There are positives and negatives to the word “Strong” when it comes to labelling a women as such. A woman is often punished for her strength (physically, financially, mentally, emotionally) when others are intimidated. A woman is seen as difficult and unlikable when she stands firm in expressing the full spectrum of emotions…that we all have. But the negatives are almost always about another person’s insecurities and inability to see the complexities in those who aren’t like them. So if you ever think that you should change to fit into someone else’s idealized version of you, don’t. Read my article on Why The World Doesnt Need A Women
Women are strong. This isn’t a quality designated to one gender. Women can be and are physically strong. Women can be and are independent. Women can be and are dependent. It takes a strong person to know when they need to lean on other people. It takes a strong person to get up everyday and keep going when doors slam in your face, when opportunities (raises and bonuses and pay equity from the get go for examples) are not afforded to you because of your gender. It takes a strong person to know their worth and demand it.
For far too long, women were on the sidelines and had no voice, no say, no agency over their lives. Men are never labeled as strong because of the age old tradition and belief that the man is the provider…and how can one provide without the strength to get it all done? The fact is though that they didn’t get it all done by themselves and if they listened to their partners, they could do an even better job in their households. But with any new voice creeping in to make change (demanding autonomy) comes resistance and that resistance is alive and well today.
The threat of not even better but simply making room for a different kind of strength, a more nuanced complexity has caused society as a whole to see the women who are strong, whether they shout out about it from the rooftop or simply live by example, as mean. The resistance to strong women is steeped into the everyday psyche, so much so that women are demonized and made to feel like they should stay in their place. Unseen and unheard. But being seen as mean when you put your foot down and stand up for yourself is so much more valuable than remaining stuck in a loop of self-hatred.
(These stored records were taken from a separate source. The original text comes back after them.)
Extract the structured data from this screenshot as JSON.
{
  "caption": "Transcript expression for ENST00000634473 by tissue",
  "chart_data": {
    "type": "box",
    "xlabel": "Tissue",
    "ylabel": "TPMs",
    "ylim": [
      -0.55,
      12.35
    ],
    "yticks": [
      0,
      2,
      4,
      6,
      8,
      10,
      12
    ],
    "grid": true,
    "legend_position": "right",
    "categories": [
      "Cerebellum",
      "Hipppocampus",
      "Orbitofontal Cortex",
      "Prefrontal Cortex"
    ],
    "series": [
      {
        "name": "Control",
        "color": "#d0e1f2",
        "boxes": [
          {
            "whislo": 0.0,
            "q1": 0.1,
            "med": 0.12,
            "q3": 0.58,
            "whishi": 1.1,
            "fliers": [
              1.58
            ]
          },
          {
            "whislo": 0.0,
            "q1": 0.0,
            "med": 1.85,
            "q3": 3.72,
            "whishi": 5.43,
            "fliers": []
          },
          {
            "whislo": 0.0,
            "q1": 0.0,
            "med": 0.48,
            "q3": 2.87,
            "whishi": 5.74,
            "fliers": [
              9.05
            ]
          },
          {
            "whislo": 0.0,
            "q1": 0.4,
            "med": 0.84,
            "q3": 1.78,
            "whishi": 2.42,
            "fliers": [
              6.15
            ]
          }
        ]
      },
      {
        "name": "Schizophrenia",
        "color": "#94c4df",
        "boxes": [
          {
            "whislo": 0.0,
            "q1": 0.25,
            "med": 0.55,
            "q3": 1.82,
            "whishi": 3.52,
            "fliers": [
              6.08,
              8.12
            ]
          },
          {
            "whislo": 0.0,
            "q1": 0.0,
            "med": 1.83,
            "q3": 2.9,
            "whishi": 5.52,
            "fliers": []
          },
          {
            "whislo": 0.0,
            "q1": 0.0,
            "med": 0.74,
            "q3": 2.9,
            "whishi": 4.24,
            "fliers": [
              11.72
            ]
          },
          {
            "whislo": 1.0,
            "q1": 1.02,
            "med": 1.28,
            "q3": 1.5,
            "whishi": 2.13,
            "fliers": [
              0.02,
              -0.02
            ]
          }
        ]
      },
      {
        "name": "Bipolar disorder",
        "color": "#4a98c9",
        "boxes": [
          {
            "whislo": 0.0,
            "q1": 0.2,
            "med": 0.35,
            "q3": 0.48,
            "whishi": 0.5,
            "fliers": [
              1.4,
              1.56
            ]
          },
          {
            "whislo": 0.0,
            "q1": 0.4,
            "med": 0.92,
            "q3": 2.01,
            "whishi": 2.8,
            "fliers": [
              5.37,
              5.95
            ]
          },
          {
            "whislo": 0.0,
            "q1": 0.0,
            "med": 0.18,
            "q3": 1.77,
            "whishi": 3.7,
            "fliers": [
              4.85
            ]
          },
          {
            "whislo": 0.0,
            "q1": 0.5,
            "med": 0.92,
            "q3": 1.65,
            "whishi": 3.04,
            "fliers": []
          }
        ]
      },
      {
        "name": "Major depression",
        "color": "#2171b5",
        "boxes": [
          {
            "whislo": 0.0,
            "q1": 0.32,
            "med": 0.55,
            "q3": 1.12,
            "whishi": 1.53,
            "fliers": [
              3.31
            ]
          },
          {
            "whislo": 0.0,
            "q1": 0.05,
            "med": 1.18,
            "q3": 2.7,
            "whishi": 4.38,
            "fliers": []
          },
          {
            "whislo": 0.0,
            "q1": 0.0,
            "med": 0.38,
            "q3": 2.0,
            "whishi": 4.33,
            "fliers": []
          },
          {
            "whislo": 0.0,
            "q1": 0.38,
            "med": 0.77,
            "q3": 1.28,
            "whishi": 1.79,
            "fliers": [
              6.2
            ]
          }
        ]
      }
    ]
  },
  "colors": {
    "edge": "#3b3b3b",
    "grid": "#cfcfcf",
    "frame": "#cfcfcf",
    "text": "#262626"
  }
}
We are taught to love just as we are taught to hate. But we must not allow society to tell us to hate ourselves and fix ourselves in every which way. This is damaging not only financially but it is physically, mentally, and emotionally draining. We are told we are weak if we express our femininity in a certain way, if we don’t fight back a certain way, if we go against the status quo in any way. We are weak if we let fear rule our lives. Well, this last one may be true for everyone, not just for women. So I implore you to think about what makes us weak as a human race and how as a woman, you can turn those weaknesses on their heads and use them as a weapon to smash the glass ceiling.
My top three suggestions for how to be a BAMF
1) be unapologetic in who you are, what you stand for, and what you earn
2) lead with love because love humbles people in ways that they may never reveal to you, even if one interaction with you changes the course of how they see their lives
3) don’t be ashamed of your weaknesses, we all have them. Do what you can to learn how to live with them. Embrace the faults. Take in stride. Adjust as necessary to the extent that you can. Laugh. Live. Because if you don’t love and respect all of you, how can you expect anyone else to?
We were labeled as strong because we were finally kind to ourselves, recognizing ourselves and all we had to offer. Don’t forget to carry it out. Because you are strong, even if you don’t see it. Your voice carries your strength for you.